Support for Clinical Decision-Making. AI has been shown to support clinical decision-making in areas such as hospital readmission prediction and respiratory infection management. Its implementation has significantly reduced rehospitalization rates, improving clinical outcomes (Romero-Brufau et al., 2020). In addition, some systems have assisted in patient triage by offering monitoring intervals based on clinical guidelines, thereby improving diagnostic accuracy (Li et al., 2022). In cases involving language barriers, AI has enhanced equity in care by quickly identifying patients who require interpretation services (Barwise et al., 2024).
Reduction of Workload. In the nursing field, AI has helped reduce workload by automating routine tasks such as intravenous bag monitoring, pressure injury management, and administrative duties, freeing up time for other responsibilities (Hwang et al., 2023; Chen et al., 2022). The introduction of robots for repetitive tasks has reduced physical exhaustion, allowing professionals to focus on clinical judgment and empathetic care (Zrínyi et al., 2022).
Advanced Diagnosis and Treatment
Prediction of Complications. AI has been essential in predicting complications. In diabetic patients, AI models identified risks of neuropathy, nephropathy, retinopathy, and amputations, enabling personalized interventions (Gosak et al., 2022; Mousa et al., 2023). In hospitalized patients, AI predicted severe hypoglycemia and the risk of developing pressure injuries, facilitating early identification of adverse events (Fralick et al., 2021; Pei et al., 2023).
Real-Time Monitoring. AI has also enhanced real-time monitoring in various areas. In emergency departments, algorithms predicted complications in patients experiencing hyperglycemic crises (Hsu et al., 2023).
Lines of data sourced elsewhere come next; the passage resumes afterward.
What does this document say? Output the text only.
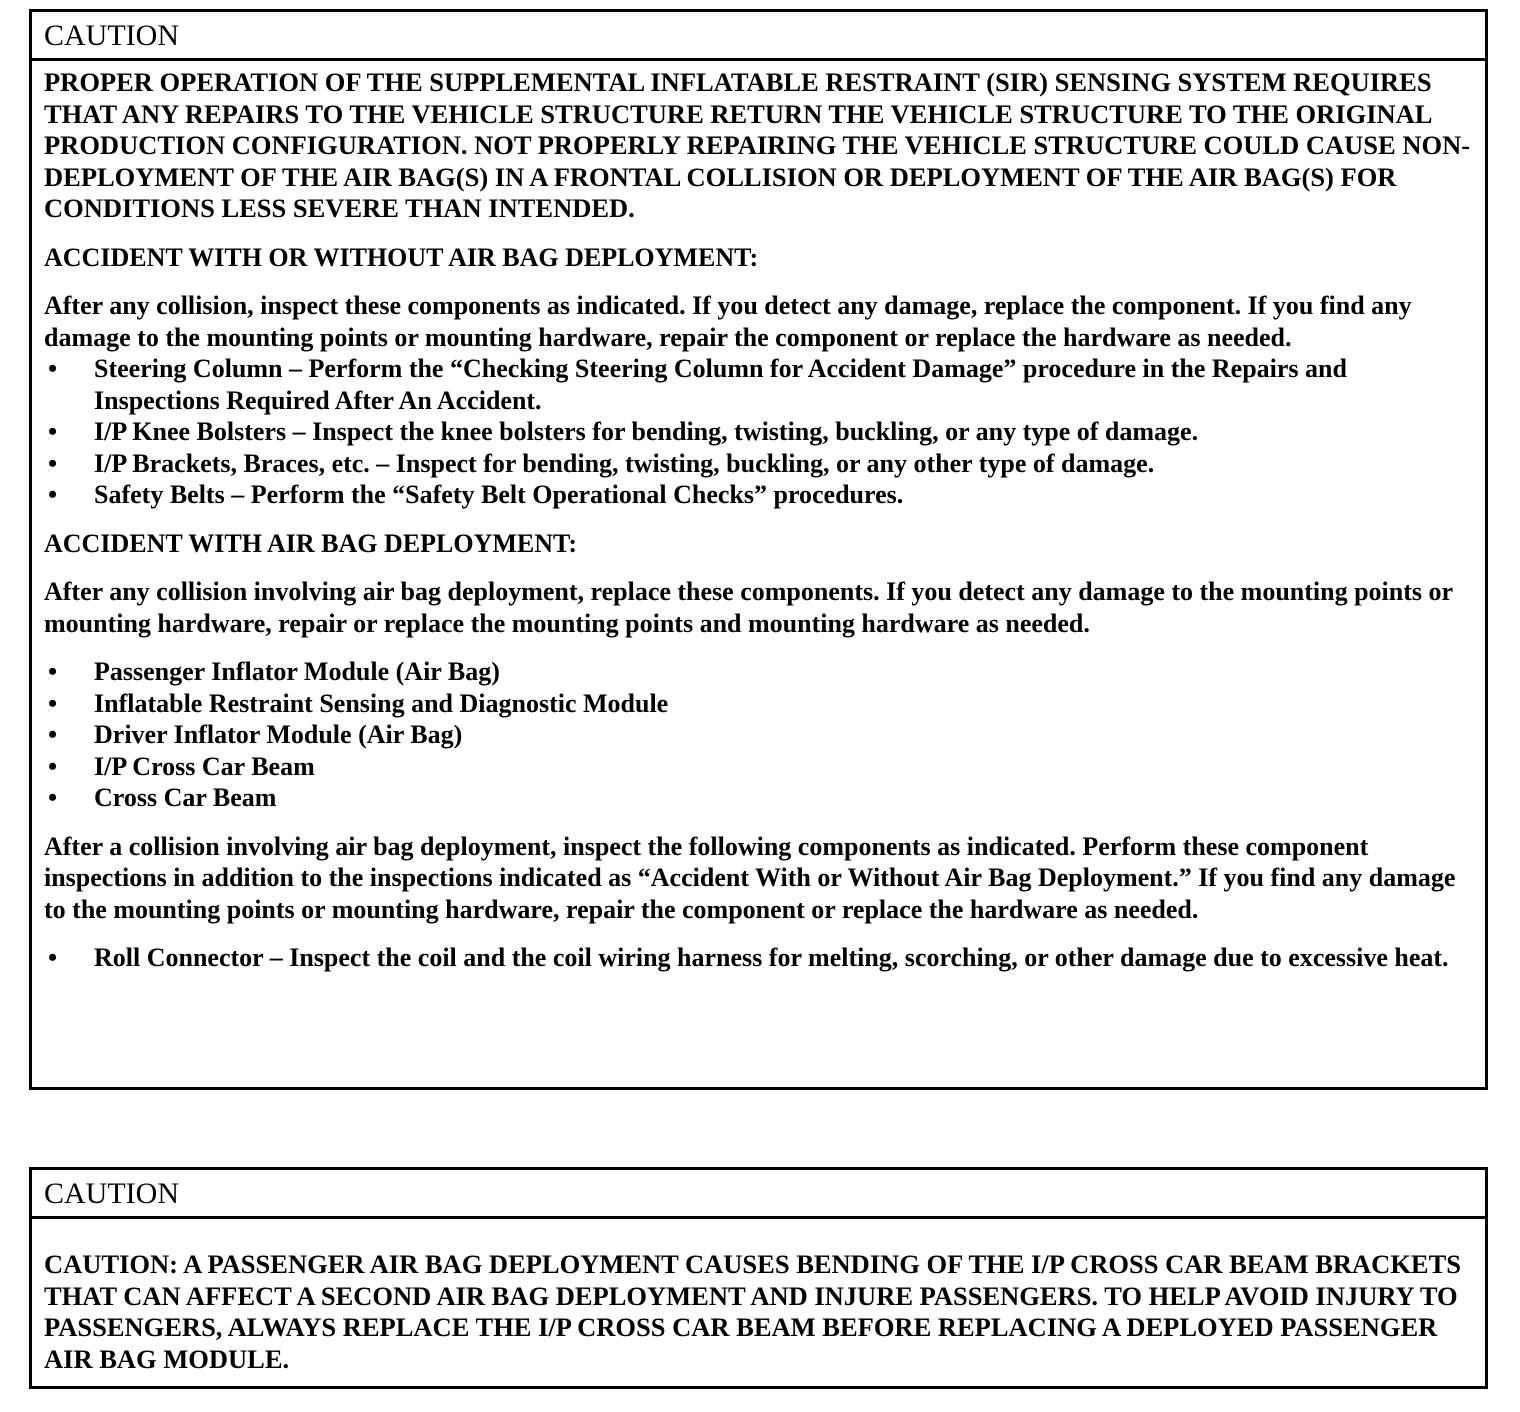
CAUTION

PROPER OPERATION OF THE SUPPLEMENTAL INFLATABLE RESTRAINT (SIR) SENSING SYSTEM REQUIRES THAT ANY REPAIRS TO THE VEHICLE STRUCTURE RETURN THE VEHICLE STRUCTURE TO THE ORIGINAL PRODUCTION CONFIGURATION. NOT PROPERLY REPAIRING THE VEHICLE STRUCTURE COULD CAUSE NON-DEPLOYMENT OF THE AIR BAG(S) IN A FRONTAL COLLISION OR DEPLOYMENT OF THE AIR BAG(S) FOR CONDITIONS LESS SEVERE THAN INTENDED.

ACCIDENT WITH OR WITHOUT AIR BAG DEPLOYMENT:

After any collision, inspect these components as indicated. If you detect any damage, replace the component. If you find any damage to the mounting points or mounting hardware, repair the component or replace the hardware as needed.

• Steering Column – Perform the “Checking Steering Column for Accident Damage” procedure in the Repairs and Inspections Required After An Accident.
• I/P Knee Bolsters – Inspect the knee bolsters for bending, twisting, buckling, or any type of damage.
• I/P Brackets, Braces, etc. – Inspect for bending, twisting, buckling, or any other type of damage.
• Safety Belts – Perform the “Safety Belt Operational Checks” procedures.

ACCIDENT WITH AIR BAG DEPLOYMENT:

After any collision involving air bag deployment, replace these components. If you detect any damage to the mounting points or mounting hardware, repair or replace the mounting points and mounting hardware as needed.

• Passenger Inflator Module (Air Bag)
• Inflatable Restraint Sensing and Diagnostic Module
• Driver Inflator Module (Air Bag)
• I/P Cross Car Beam
• Cross Car Beam

After a collision involving air bag deployment, inspect the following components as indicated. Perform these component inspections in addition to the inspections indicated as “Accident With or Without Air Bag Deployment.” If you find any damage to the mounting points or mounting hardware, repair the component or replace the hardware as needed.

• Roll Connector – Inspect the coil and the coil wiring harness for melting, scorching, or other damage due to excessive heat.
CAUTION

CAUTION: A PASSENGER AIR BAG DEPLOYMENT CAUSES BENDING OF THE I/P CROSS CAR BEAM BRACKETS THAT CAN AFFECT A SECOND AIR BAG DEPLOYMENT AND INJURE PASSENGERS. TO HELP AVOID INJURY TO PASSENGERS, ALWAYS REPLACE THE I/P CROSS CAR BEAM BEFORE REPLACING A DEPLOYED PASSENGER AIR BAG MODULE.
Support for Mental Health and Treatment Adherence. In the mental health field, AI accurately interpreted human emotions, aiding in diagnosis and emotional support (Elyoseph et al., 2024). AI models predicted depressive symptoms in older adults without requiring questionnaires (Susanty et al., 2023). Moreover, AI helped monitor treatment adherence through smartwatches, ensuring proper medication intake (Odhiambo et al., 2023).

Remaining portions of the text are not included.